Après plus de 30 ans au sein du Centre, comment vous sentez-vous à l’idée de tourner la page?
J’ai des émotions ambivalentes. Je suis fier du parcours accompli, mais j’ai l’impression qu’il y aura un vide en moi. Je ne prends pas ma retraite parce que je n’aime plus mon travail, bien au contraire. En trente-deux ans et demi, je pourrais compter sur les doigts d’une main les jours où je n’avais pas le goût de venir travailler. J’ai eu le privilège d’évoluer dans une organisation essentielle pour la communauté, entouré d’un personnel extraordinaire et d’un conseil d’administration toujours à l’avant-garde.
La communauté francophone de l’Est ontarien m’a accueilli à bras ouverts quand nous avons déménagé à Cornwall en 1993 — ma conjointe et moi ne nous attendions pas à une telle chaleur. Oui, il y a des défis, mais c’est une communauté inspirante, déterminée à faire reconnaître sa place. Travailler avec ces gens-là, c’est ça qui va me manquer le plus.
Mais évidemment, c’est une étape dans ma vie. Je vais avoir besoin d’un peu de repos pour me refaire des idées, mais je sais que je vais continuer à œuvrer pour l’avancement de la francophonie et, si possible, dans le domaine de la santé. C’est quelque chose qui fait partie de moi.

Comment le Centre de santé communautaire de l’Estrie (CSCE) a-t-il évolué depuis vos débuts?
La croissance est spectaculaire. En 1993, nous étions une quinzaine d’employés, avec deux sites : Cornwall et Alexandria. Aujourd’hui, nous en comptons plus de 120, répartis dans six communautés. Cette expansion, c’est le fruit de la mobilisation locale : des citoyens qui se sont battus pour obtenir des services de santé communautaires en français.
Les besoins ont aussi changé : vieillissement de la population, arrivée de nouvelles communautés, évolutions technologiques et scientifiques. Mais le principe reste le même : offrir des soins accessibles et humains, dans un cadre qui valorise le plein potentiel des gens.
Quels moments marquants symbolisent le mieux ces 32 années de service?
Il y en a beaucoup. Je pense à la communauté de Crysler, dans les années 1990, qui s’est battue pendant cinq ans pour obtenir un point de service. Ces bénévoles ont inspiré ceux de Bourget. C’est grâce à cette persévérance communautaire que nous avons pu nous implanter.
Je pense aussi à la pandémie : notre personnel n’a pas reculé. Au contraire, ils ont retroussé leurs manches, trouvé des façons d’aider, collaboré avec nos partenaires. Ça a été un moment de fierté immense.
Et puis, nos anniversaires — comme le 25e — ont permis de mesurer le chemin parcouru et l’attachement de la communauté.

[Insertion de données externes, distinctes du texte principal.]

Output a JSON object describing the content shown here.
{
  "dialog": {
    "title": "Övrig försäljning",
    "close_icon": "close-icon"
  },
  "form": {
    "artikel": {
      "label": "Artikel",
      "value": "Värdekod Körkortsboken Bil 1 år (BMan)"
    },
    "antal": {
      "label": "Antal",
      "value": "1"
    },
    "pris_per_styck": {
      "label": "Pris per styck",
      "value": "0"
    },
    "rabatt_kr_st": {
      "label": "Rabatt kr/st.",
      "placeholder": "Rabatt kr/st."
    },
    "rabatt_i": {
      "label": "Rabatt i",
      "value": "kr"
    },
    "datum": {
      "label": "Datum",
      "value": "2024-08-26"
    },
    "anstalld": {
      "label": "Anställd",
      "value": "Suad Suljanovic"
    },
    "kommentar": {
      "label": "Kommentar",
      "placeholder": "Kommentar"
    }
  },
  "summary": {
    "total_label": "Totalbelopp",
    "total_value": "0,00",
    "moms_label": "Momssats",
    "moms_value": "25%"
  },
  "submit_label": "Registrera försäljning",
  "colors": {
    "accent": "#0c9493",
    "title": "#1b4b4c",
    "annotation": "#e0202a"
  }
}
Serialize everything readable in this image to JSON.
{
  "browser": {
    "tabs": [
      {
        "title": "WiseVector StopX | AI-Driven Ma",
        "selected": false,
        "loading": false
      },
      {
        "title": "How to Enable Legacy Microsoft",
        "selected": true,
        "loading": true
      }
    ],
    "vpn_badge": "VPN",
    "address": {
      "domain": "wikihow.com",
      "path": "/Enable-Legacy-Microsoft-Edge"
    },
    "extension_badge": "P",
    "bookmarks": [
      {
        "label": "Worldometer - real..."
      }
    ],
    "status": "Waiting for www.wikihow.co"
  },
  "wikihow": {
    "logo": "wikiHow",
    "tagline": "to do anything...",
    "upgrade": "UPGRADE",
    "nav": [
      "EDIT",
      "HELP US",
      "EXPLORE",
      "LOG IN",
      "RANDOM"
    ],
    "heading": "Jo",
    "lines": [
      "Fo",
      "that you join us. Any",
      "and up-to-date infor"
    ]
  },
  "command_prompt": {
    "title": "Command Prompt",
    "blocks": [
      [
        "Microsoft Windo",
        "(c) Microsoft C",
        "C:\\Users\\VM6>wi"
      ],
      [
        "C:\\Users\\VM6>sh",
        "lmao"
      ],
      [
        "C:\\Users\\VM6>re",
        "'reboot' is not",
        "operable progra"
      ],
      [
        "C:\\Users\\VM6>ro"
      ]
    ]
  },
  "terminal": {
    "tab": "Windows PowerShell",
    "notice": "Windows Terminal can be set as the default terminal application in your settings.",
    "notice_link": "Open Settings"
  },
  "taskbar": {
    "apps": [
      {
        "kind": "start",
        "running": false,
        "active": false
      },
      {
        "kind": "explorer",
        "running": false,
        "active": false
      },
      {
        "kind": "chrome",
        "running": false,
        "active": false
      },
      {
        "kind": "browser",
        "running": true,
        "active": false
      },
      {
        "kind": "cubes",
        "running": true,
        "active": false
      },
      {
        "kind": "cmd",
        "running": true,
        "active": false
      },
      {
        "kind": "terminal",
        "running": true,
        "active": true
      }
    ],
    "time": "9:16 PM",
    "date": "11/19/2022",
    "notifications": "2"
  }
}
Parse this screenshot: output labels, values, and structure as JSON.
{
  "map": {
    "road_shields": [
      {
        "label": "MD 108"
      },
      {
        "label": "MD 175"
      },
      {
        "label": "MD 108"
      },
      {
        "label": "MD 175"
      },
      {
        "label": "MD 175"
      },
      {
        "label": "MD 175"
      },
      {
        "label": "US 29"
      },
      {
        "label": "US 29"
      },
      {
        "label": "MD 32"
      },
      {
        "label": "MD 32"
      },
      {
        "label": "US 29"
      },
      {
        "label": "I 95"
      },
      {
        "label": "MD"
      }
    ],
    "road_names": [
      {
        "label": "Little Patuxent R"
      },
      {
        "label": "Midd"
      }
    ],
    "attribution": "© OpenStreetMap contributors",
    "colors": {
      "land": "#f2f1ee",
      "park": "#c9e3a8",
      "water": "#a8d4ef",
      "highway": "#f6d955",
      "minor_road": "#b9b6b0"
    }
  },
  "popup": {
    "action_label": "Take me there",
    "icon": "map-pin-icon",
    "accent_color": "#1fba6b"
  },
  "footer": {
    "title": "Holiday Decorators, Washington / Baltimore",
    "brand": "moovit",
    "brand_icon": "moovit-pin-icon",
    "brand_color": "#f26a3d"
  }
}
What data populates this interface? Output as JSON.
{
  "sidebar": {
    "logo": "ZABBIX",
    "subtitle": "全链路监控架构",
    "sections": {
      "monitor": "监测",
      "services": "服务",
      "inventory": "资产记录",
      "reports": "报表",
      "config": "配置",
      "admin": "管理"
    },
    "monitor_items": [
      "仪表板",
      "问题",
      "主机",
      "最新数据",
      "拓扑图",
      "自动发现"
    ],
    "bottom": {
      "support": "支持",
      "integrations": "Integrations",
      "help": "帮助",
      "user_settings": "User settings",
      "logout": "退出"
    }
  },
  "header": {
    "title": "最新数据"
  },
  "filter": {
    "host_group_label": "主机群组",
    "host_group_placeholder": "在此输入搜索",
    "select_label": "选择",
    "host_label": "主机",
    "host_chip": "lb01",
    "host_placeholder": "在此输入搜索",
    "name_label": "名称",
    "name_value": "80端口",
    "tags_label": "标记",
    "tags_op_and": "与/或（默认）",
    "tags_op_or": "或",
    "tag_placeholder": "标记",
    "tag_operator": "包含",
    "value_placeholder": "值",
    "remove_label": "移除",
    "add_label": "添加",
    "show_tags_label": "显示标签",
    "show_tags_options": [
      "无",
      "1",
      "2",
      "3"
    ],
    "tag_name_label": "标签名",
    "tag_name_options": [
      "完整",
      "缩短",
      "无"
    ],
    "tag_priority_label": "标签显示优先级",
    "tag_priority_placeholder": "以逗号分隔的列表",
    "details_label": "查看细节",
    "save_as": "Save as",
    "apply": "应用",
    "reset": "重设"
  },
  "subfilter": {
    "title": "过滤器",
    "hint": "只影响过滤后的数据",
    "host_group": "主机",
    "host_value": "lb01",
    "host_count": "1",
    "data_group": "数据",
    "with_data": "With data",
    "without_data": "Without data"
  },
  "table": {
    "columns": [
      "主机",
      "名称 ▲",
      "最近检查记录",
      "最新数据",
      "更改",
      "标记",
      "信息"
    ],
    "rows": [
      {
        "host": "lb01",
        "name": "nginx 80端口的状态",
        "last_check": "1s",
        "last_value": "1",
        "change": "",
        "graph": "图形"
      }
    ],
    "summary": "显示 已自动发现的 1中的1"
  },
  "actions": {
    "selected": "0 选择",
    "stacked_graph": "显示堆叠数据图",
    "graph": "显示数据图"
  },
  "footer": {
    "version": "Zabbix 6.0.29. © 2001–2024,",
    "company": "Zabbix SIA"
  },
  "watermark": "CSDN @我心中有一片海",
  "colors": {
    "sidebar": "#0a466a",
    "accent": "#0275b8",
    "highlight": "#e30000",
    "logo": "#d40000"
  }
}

Quels ont été les défis auxquels vous avez dû faire face pendant votre mandat?
Au départ, il a fallu faire reconnaître notre légitimité. Certains doutaient de la pertinence d’un centre francophone : « Les francophones parlent anglais, pourquoi des services distincts? ». Aujourd’hui, notre modèle est reconnu, mais ça a pris du temps et de la patience.
Les défis demeurent : financement, recrutement de professionnels bilingues, maintien des services en région rurale. Mais une fois que les gens viennent travailler chez nous, ils restent. Moi-même, je devais venir pour six mois… et trente-deux ans plus tard, j’y suis encore!
Quels sont les enjeux à venir pour le CSCE?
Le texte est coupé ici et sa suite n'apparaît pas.